ARMY CAR'S JOURNEY ENDS. ~ From New York to Fort Leavenworth in Eighteen Days.

March 8, 1908
ARMY CAR'S JOURNEY ENDS.

From New York to Fort Leavenworth
in Eighteen Days.

From New York to Fort Leavenworth in eighteen days was the record of the Studebaker automobile, which arrived at the fort yesterday after on of the hardest drives ever attempted by a motor car in this country. While the ride of the Studebaker machine was purely an army test, the fact that it started from New York six days after the New York-to-Paris autos and arrived in Chicago five minutes ahead of the first car in the Paris race was a source of much gratification to the army motorists.

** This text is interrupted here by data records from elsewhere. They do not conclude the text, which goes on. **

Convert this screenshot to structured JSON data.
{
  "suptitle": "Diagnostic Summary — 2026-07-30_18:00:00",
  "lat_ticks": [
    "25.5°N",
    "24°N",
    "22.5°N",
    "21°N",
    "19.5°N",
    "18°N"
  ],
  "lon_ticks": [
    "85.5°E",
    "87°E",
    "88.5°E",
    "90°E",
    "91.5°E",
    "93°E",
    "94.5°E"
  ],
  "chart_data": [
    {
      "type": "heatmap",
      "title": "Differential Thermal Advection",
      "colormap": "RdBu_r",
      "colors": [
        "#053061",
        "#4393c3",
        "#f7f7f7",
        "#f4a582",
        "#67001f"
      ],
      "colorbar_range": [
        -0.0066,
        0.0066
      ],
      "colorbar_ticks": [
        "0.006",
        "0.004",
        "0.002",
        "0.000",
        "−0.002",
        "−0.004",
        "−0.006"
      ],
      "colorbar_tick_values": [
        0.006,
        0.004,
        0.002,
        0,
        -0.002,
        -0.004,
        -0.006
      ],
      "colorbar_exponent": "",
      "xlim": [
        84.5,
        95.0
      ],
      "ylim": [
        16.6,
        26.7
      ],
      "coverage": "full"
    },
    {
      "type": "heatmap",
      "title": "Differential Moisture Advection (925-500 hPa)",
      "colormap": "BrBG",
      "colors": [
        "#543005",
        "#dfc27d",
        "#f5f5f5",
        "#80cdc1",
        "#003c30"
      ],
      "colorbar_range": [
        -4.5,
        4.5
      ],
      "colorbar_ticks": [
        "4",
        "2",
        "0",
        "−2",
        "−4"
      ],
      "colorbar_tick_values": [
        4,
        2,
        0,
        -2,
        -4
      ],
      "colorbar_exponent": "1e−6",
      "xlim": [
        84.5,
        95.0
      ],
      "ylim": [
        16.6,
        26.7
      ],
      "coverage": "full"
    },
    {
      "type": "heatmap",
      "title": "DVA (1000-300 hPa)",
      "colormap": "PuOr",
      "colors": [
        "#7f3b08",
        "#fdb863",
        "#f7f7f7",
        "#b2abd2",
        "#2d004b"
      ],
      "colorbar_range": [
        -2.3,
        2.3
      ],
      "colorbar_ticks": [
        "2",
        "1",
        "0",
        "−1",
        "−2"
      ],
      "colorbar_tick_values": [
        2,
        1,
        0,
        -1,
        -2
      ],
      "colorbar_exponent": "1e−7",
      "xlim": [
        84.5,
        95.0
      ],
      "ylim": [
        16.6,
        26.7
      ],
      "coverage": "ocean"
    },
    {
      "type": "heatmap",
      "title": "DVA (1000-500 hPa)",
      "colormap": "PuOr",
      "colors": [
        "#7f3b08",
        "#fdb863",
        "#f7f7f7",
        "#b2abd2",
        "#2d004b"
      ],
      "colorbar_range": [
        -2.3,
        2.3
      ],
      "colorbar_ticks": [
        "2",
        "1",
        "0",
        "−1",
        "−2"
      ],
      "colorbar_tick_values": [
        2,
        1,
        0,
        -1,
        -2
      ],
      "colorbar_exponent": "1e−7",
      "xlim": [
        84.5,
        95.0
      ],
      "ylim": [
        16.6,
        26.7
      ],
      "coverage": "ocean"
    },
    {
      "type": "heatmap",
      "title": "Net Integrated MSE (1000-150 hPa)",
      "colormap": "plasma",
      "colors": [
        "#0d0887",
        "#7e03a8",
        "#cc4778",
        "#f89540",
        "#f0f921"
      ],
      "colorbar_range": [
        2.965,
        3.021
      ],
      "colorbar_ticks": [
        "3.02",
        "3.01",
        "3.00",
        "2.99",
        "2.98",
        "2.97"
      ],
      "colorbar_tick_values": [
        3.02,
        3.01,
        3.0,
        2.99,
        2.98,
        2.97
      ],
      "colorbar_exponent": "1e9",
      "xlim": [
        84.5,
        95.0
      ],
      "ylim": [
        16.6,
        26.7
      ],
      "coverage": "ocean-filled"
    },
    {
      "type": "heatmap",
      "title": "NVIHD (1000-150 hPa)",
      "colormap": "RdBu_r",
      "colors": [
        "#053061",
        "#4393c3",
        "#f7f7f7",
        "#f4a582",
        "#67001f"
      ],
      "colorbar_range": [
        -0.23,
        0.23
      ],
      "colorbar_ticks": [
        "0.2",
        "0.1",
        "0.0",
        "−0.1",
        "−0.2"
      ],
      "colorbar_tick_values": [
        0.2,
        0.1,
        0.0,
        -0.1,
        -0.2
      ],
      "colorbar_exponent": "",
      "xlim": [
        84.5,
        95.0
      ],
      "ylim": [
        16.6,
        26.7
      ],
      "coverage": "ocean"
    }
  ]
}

W. L. Walls, Kansas City representative of the Studebaker concern, was in the army motor car and drove the machine on its final lap from Atchison to Fort Leavenworth. A score of motorists from Leavenworth started out early yesterday morning and met the Studebaker machine about fifteen minutes from Leavenworth. They escorted the machine into the camp of Brigadier General Hall, commandant of the Army Service school.

The Studebaker car carried a message from General Frederick Dent Grant, to Colonel Loughborough, commandant at the Fort Leavenworth post. Colonel Loughborough and his staff extended a royal welcome to the motorists.